Friday, December 07, 2007

Does Evidence Matter to People Like Bush and Huckabee

There are two great entries up at Huffington Post about Mike Huckabee's pressuring the Arkansas Parole Board to release a convicted rapist named Wayne Dumond. The first one is here and the second one is here.

Wayne Dumond was released by the Arkansas Board in 1999 and proceeded to rape two other women and murder both of them while living in Missouri in 2001. He later died in prison for the first rape and murder while the State of Arkansas was putting together charges for the second rape and murder.

In the first story linked to above, Murray Waas outlines how Dumond was convicted of raping a distant cousin of Clinton's and a daughter of a Clinton financial supporter. The Christian right in Arkansas argued that Dumond was innocent and that basically he had been railroaded by the Clinton political machine. A right-wing columnist at the New York Post wrote that Clinton had let an innocent man stay in jail for 14 years.

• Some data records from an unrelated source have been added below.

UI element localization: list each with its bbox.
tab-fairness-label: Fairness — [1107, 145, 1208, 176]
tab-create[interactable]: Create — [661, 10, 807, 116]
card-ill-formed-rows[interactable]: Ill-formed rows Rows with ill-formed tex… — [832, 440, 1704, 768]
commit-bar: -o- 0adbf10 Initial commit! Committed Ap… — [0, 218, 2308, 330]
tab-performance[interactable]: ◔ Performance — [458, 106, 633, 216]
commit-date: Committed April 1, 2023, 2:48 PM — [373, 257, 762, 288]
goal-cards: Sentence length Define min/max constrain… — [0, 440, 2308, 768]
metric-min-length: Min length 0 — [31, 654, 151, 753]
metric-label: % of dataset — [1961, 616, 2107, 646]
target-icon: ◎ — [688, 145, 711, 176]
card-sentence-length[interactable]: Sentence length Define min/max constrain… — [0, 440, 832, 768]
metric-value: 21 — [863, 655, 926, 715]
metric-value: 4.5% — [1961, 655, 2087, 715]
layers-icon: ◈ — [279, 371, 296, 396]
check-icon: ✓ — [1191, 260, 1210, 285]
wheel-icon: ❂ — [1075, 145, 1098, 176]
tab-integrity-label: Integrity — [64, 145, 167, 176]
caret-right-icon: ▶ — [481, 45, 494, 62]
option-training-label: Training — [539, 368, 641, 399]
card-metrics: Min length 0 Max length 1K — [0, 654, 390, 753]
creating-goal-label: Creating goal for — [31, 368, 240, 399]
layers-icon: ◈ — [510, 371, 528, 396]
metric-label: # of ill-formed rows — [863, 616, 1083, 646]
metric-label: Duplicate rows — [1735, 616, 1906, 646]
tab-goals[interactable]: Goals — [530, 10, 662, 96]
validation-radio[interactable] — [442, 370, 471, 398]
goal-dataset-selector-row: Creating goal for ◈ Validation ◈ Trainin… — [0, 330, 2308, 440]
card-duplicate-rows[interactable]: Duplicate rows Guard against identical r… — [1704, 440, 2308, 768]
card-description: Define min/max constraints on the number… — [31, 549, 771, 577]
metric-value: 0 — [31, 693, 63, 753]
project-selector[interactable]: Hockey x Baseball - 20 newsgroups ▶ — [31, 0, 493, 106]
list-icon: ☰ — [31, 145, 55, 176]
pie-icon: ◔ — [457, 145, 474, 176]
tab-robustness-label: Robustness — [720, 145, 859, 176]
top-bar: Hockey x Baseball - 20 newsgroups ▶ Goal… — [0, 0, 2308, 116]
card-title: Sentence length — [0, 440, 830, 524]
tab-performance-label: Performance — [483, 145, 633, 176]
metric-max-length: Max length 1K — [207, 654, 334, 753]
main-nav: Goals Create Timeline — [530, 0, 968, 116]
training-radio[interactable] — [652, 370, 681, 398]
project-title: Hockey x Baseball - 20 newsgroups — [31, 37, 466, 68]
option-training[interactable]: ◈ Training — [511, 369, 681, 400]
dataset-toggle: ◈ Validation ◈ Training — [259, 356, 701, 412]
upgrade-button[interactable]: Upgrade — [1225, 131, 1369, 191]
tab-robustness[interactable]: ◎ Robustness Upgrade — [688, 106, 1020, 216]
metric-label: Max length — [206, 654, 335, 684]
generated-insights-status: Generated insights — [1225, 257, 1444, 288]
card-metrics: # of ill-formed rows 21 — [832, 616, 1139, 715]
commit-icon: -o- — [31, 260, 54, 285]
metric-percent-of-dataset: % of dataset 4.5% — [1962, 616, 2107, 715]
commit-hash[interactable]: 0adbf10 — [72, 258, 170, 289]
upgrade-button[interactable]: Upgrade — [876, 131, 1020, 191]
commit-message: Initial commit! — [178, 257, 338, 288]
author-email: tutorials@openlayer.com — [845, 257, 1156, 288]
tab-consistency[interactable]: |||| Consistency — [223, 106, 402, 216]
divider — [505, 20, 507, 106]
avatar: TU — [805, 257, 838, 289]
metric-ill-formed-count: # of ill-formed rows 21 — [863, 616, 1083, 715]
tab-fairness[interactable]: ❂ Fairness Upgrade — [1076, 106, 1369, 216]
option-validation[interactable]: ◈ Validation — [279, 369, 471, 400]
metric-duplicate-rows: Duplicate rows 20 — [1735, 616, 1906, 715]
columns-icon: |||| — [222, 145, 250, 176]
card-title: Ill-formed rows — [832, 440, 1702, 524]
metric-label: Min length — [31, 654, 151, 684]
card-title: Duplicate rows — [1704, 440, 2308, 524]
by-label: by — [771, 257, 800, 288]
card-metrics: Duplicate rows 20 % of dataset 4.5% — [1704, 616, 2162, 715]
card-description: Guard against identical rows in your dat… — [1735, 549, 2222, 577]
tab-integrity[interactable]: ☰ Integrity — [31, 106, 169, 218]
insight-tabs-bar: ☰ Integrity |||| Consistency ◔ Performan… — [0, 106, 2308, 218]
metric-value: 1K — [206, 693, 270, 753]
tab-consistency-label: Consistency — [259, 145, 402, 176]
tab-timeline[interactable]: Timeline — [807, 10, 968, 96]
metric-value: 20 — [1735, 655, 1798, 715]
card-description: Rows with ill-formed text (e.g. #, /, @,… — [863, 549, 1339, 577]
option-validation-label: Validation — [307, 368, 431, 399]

The second story linked to above is by Sam Stein who outlines how anti-Clinton zealots pressured Huckabee to get him to pressure the Parole Board to release this man. The second story contains the following sentence:

"The whole deal about the Dumond case, and it can be overanalyzed, was that this was a bad guy with a proven record of sexual misconduct and violence. This is the last guy you want to set free," Max Brantly, executive editor of the Arkansas Times and one of the chief chroniclers of the Dumond case, told the Huffington Post. "And Huckabee formed the judgment to do this not after consulting anyone but after being sold a story and buying it. It's kind of like Bush and weapons and mass destruction."

Now here's the thing: There was a lot of evidence around that Dumond was guilty of the first rape, the one of the distant Clinton cousin. Other women who had been raped by Dumond, or had relatives who had been raped, wrote letters to Huckabee telling him about these crimes. According to reporters who covered the trial in Arkansas, the evidence about Dumond's guilt was overwhelming. Yet, Huckabee, convinced by political allies that Clinton was corrupt and convinced by his faith that people who capable of profound change, got involved, pressured the Board, and two other women died.

This sounds a lot like Bush and Iraq, which is the point of the quote above. Bush relied on his political allies, the neo-cons, to give him evidence about Iraq. He ignored the evidence of others. He was convinced that Iraq would easily transform itself once Hussein was removed from power. In short, just like Huckabee's actions regarding Dumond were faith-based, so were Bush's regarding Iraq.

Given the diaster that Iraq has turned out to be, can America afford another faith-based presidency that ignores evidence that it doesn't agree with?